To give a bit of context: Let $n$ be even and positive. By the von Staudt - Clausen Theorem we have $$B_n + \sum_{(p - 1) \mid n} \frac{1}{p} \in \mathbf{Z}$$ where $B_n$ is the $n$-th Bernoulli-number. Now the author states that "consequently $p B_n$ is $p$-integral for all $n$ and all $p$".
Thanks!
 A: In this context, it is a property of rational numbers.  A rational number is $p$-integral if, when written in lowest terms, there are no factors of $p$ in the denominator.  

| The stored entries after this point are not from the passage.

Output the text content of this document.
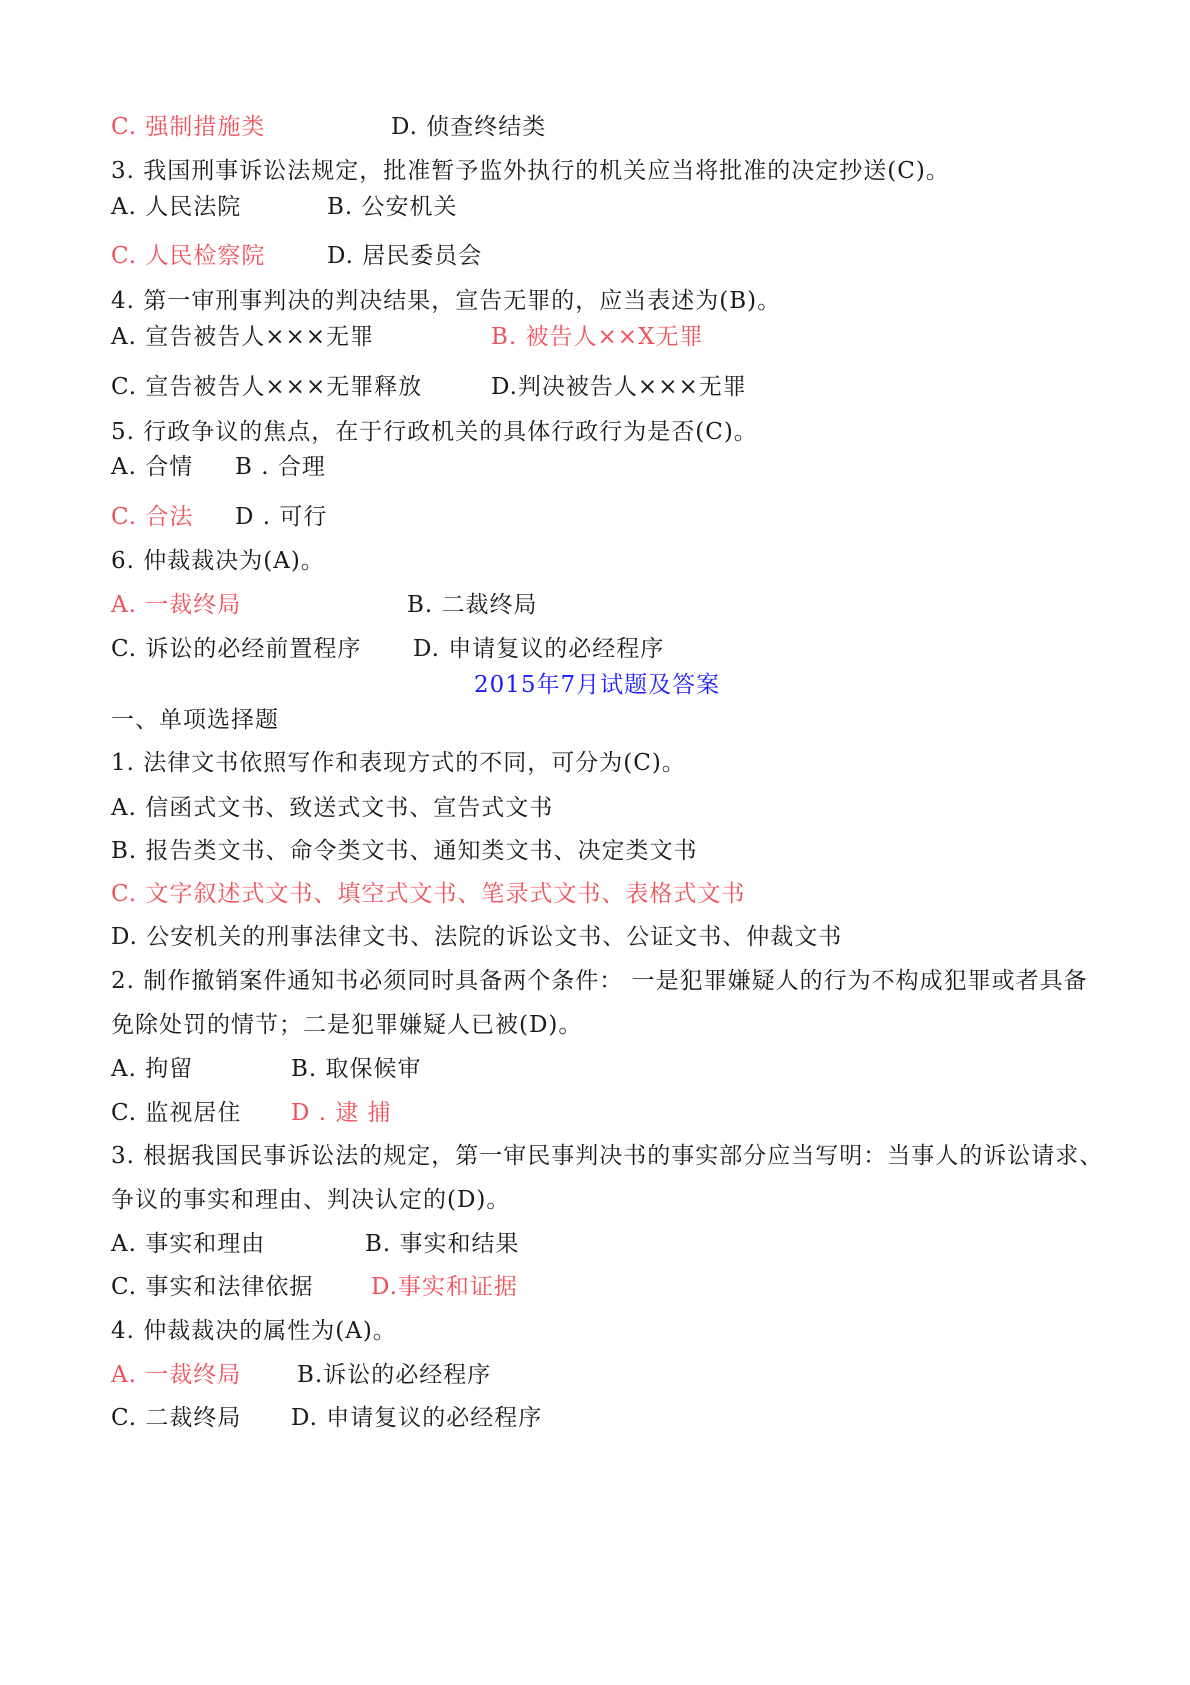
C. 强制措施类	D. 侦查终结类
3. 我国刑事诉讼法规定，批准暂予监外执行的机关应当将批准的决定抄送(C)。
A. 人民法院	B. 公安机关
C. 人民检察院	D. 居民委员会
4. 第一审刑事判决的判决结果，宣告无罪的，应当表述为(B)。
A. 宣告被告人×××无罪	B. 被告人××X无罪
C. 宣告被告人×××无罪释放	D.判决被告人×××无罪
5. 行政争议的焦点，在于行政机关的具体行政行为是否(C)。
A. 合情 B . 合理
C. 合法 D . 可行
6. 仲裁裁决为(A)。
A. 一裁终局	B. 二裁终局
C. 诉讼的必经前置程序 D. 申请复议的必经程序
2015年7月试题及答案
一、单项选择题
1. 法律文书依照写作和表现方式的不同，可分为(C)。
A. 信函式文书、致送式文书、宣告式文书
B. 报告类文书、命令类文书、通知类文书、决定类文书
C. 文字叙述式文书、填空式文书、笔录式文书、表格式文书
D. 公安机关的刑事法律文书、法院的诉讼文书、公证文书、仲裁文书
2. 制作撤销案件通知书必须同时具备两个条件： 一是犯罪嫌疑人的行为不构成犯罪或者具备
免除处罚的情节；二是犯罪嫌疑人已被(D)。
A. 拘留	B. 取保候审
C. 监视居住 D . 逮 捕
3. 根据我国民事诉讼法的规定，第一审民事判决书的事实部分应当写明：当事人的诉讼请求、
争议的事实和理由、判决认定的(D)。
A. 事实和理由	B. 事实和结果
C. 事实和法律依据	D.事实和证据
4. 仲裁裁决的属性为(A)。
A. 一裁终局 B.诉讼的必经程序
C. 二裁终局 D. 申请复议的必经程序
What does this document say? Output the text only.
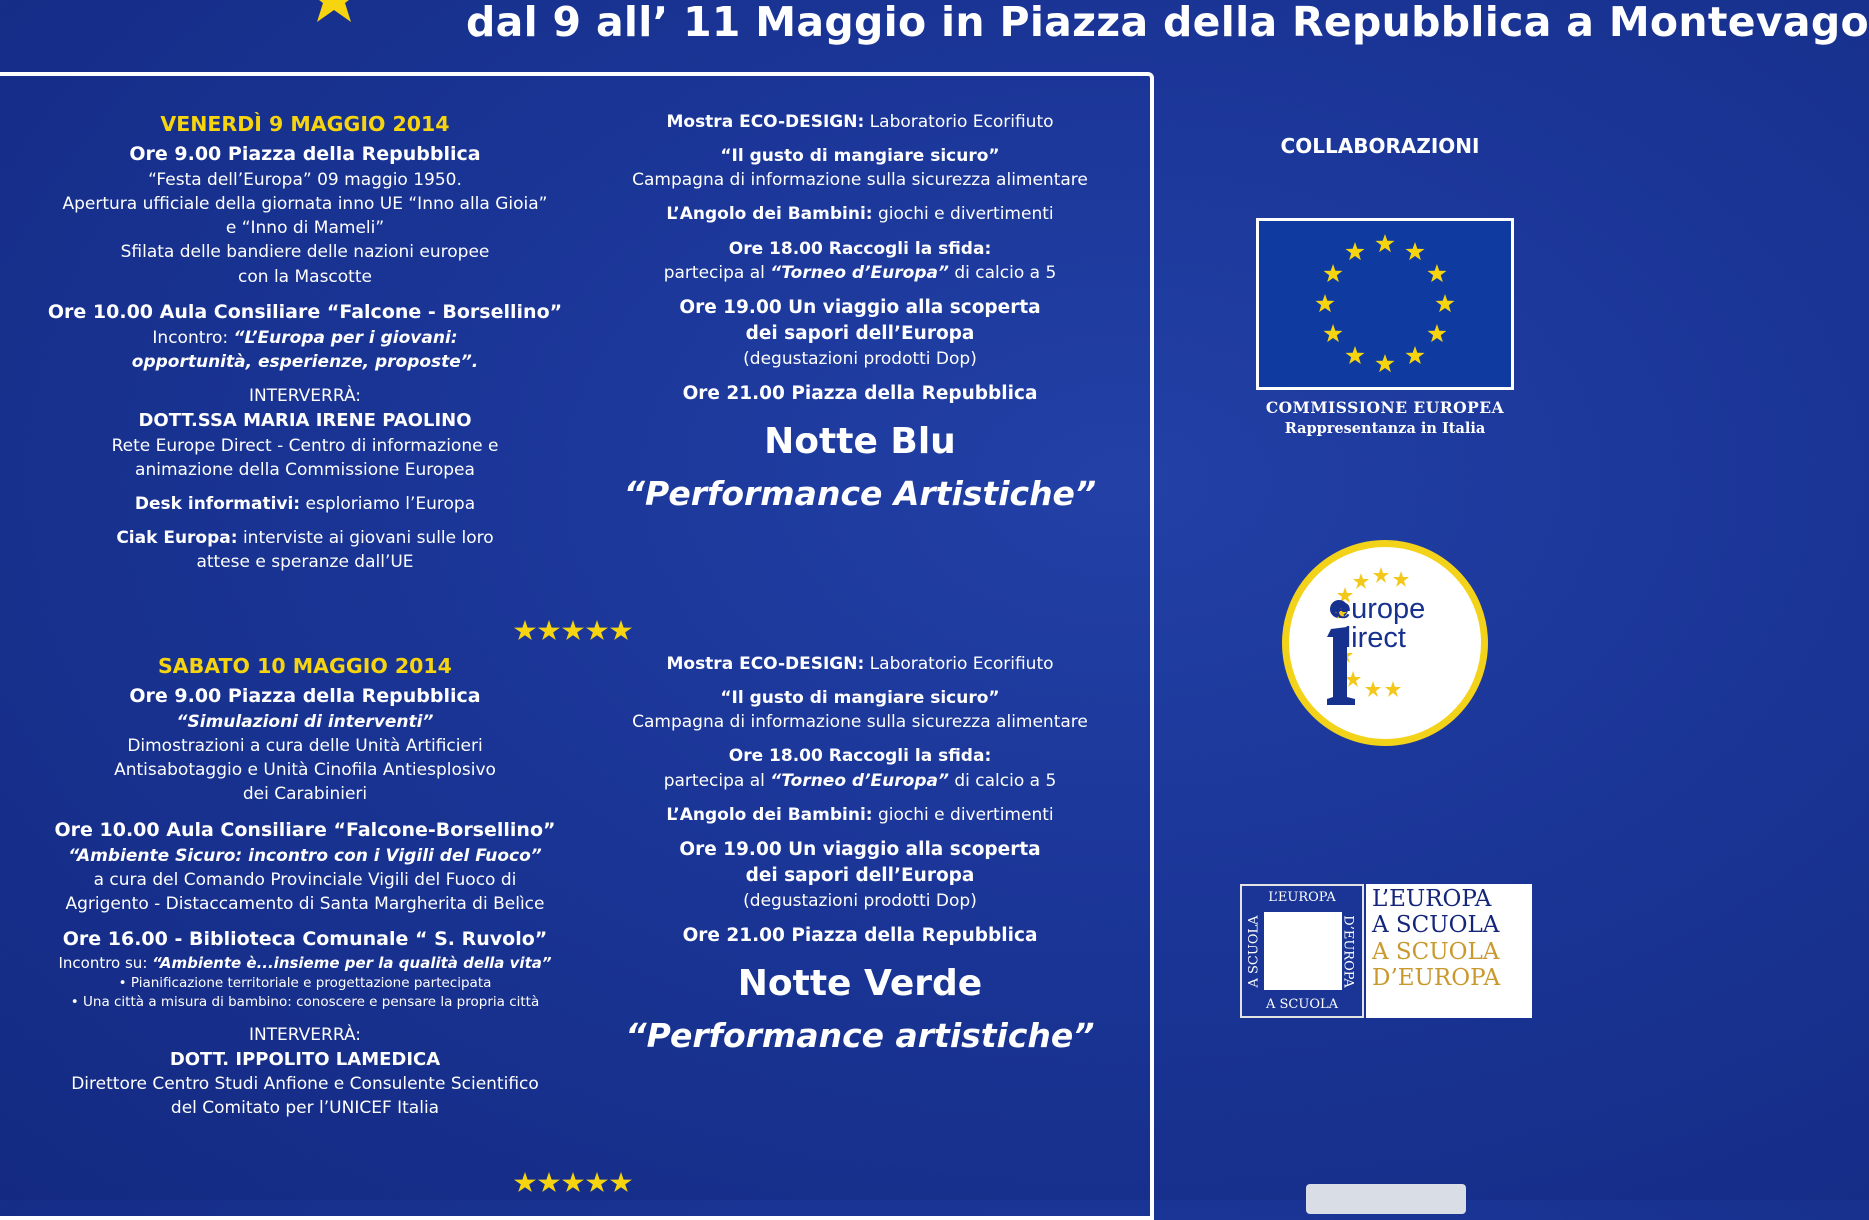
dal 9 all’ 11 Maggio in Piazza della Repubblica a Montevago
VENERDÌ 9 MAGGIO 2014
Ore 9.00 Piazza della Repubblica
“Festa dell’Europa” 09 maggio 1950.
Apertura ufficiale della giornata inno UE “Inno alla Gioia”
e “Inno di Mameli”
Sfilata delle bandiere delle nazioni europee
con la Mascotte
Ore 10.00 Aula Consiliare “Falcone - Borsellino”
Incontro: “L’Europa per i giovani:
opportunità, esperienze, proposte”.
INTERVERRÀ:
DOTT.SSA MARIA IRENE PAOLINO
Rete Europe Direct - Centro di informazione e
animazione della Commissione Europea
Desk informativi: esploriamo l’Europa
Ciak Europa: interviste ai giovani sulle loro
attese e speranze dall’UE
Mostra ECO-DESIGN: Laboratorio Ecorifiuto
“Il gusto di mangiare sicuro”
Campagna di informazione sulla sicurezza alimentare
L’Angolo dei Bambini: giochi e divertimenti
Ore 18.00 Raccogli la sfida:
partecipa al “Torneo d’Europa” di calcio a 5
Ore 19.00 Un viaggio alla scoperta
dei sapori dell’Europa
(degustazioni prodotti Dop)
Ore 21.00 Piazza della Repubblica
Notte Blu
“Performance Artistiche”
SABATO 10 MAGGIO 2014
Ore 9.00 Piazza della Repubblica
“Simulazioni di interventi”
Dimostrazioni a cura delle Unità Artificieri
Antisabotaggio e Unità Cinofila Antiesplosivo
dei Carabinieri
Ore 10.00 Aula Consiliare “Falcone-Borsellino”
“Ambiente Sicuro: incontro con i Vigili del Fuoco”
a cura del Comando Provinciale Vigili del Fuoco di
Agrigento - Distaccamento di Santa Margherita di Belìce
Ore 16.00 - Biblioteca Comunale “ S. Ruvolo”
Incontro su: “Ambiente è...insieme per la qualità della vita”
• Pianificazione territoriale e progettazione partecipata
• Una città a misura di bambino: conoscere e pensare la propria città
INTERVERRÀ:
DOTT. IPPOLITO LAMEDICA
Direttore Centro Studi Anfione e Consulente Scientifico
del Comitato per l’UNICEF Italia
Mostra ECO-DESIGN: Laboratorio Ecorifiuto
“Il gusto di mangiare sicuro”
Campagna di informazione sulla sicurezza alimentare
Ore 18.00 Raccogli la sfida:
partecipa al “Torneo d’Europa” di calcio a 5
L’Angolo dei Bambini: giochi e divertimenti
Ore 19.00 Un viaggio alla scoperta
dei sapori dell’Europa
(degustazioni prodotti Dop)
Ore 21.00 Piazza della Repubblica
Notte Verde
“Performance artistiche”
COLLABORAZIONI
COMMISSIONE EUROPEA
Rappresentanza in Italia
europe
direct
L’EUROPA
A SCUOLA
D’EUROPA
A SCUOLA
L’EUROPA
A SCUOLA
A SCUOLA
D’EUROPA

This definition can be extended to other rings of integers, and is best understood through the concept of valuations.  If $K$ is an algebraic number field and $\mathfrak{P}$ is a prime ideal in its ring of integers, then an element of $K$ is $\mathfrak{P}$-integral if its $\mathfrak{P}$-valuation is nonnegative.
Some nice exercises:
Show that a sum or product of $p$-integral rational numbers is again $p$-integral.
Show that if a rational number is $p$-integral for all primes $p$, then it is an integer. 
A: A rational number $r$ is called $p$-integral if $ord_p(r)\ge 0$. For example $\frac{p^k}{k+1}$ is $p$-integral for any $k\ge 1$. It is a Lemma that  $pB_n$ is $p$-integral for every prime and every integer $n$. You don't need the Staudt-Clausen theorem for it, usually it is the other way around, that you use the Lemma for the proof of Staudt-Clausen.